Excité de la réflexion, je cultive mon vieux rêve inconscient de devenir un jour enfin ma propre fonction, exit les parasites de ma jonction humaine.

La vérité, il faut être fou pour se l’injecter.

Lentement seriné le mensonge pousse à bout, tandis que la liberté quête ses jeunes pousses surtout dans l’invective de la patience.

J’ai tout tenté pour vitaliser le temps, poutre visualisée  l’accélération de mon existence en temps réel. J’ai triché. On ne voit sa propre mort.

Jamais.

Le manque d’imagination, ça fait des fourbes, des pingres et des tanks.
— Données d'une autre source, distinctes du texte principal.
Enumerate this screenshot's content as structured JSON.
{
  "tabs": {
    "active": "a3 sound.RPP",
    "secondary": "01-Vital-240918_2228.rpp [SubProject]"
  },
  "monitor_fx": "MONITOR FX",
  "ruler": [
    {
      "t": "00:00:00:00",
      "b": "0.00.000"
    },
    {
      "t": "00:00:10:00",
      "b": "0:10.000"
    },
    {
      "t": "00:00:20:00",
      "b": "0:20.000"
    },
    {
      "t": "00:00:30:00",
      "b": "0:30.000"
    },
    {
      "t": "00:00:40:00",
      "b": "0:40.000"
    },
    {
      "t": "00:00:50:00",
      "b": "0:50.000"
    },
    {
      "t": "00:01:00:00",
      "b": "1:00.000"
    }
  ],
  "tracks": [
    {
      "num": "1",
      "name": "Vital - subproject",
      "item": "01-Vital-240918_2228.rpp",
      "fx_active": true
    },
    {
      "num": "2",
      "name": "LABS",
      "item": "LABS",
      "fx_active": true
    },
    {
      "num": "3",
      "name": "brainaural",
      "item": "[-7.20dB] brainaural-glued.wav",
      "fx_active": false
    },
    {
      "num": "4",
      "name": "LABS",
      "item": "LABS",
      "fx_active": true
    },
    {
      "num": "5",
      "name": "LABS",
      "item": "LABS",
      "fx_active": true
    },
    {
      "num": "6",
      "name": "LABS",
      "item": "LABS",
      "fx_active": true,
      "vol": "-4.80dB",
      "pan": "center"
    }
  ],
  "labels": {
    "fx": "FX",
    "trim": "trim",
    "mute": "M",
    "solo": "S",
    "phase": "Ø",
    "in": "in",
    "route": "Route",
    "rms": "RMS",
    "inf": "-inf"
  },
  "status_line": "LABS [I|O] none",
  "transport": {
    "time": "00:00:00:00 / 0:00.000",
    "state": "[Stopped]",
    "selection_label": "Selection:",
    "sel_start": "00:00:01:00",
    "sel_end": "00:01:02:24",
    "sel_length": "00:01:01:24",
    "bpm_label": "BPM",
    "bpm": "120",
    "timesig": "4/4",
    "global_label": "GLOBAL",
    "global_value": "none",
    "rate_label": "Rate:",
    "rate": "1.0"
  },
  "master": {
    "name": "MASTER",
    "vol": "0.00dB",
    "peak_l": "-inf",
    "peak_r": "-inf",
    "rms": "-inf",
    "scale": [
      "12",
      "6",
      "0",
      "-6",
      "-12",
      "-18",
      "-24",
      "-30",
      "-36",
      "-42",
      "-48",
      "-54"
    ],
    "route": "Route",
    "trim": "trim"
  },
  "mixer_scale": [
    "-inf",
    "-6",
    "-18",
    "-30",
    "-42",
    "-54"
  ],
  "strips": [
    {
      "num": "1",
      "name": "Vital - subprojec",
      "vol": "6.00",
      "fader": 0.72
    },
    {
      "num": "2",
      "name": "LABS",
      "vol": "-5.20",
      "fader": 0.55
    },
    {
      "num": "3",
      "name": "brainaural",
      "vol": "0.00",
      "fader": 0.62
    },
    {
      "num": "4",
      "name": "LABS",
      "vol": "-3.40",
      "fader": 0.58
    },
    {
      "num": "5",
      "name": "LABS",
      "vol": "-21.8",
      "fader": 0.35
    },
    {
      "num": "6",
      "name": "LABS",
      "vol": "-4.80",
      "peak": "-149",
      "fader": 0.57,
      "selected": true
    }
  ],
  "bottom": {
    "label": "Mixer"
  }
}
La guerre ça mouille la terre. Le sang. La pluie ça brûle les terres. Acide.

Le manichéisme ça fait mal parce que le doute se porte sur l’existence réelle du bien.

L’imagination tire sur sa paille généreuse, jusqu’au vers le plus vide. Ensuite, et enfin seulement, l’inutile boit la tasse.

Apprendre à nager, ce n’est pas sérieux.

Mais…

Même glisser vers les étoiles est rythmé par la compétition existentielle des nécrophages.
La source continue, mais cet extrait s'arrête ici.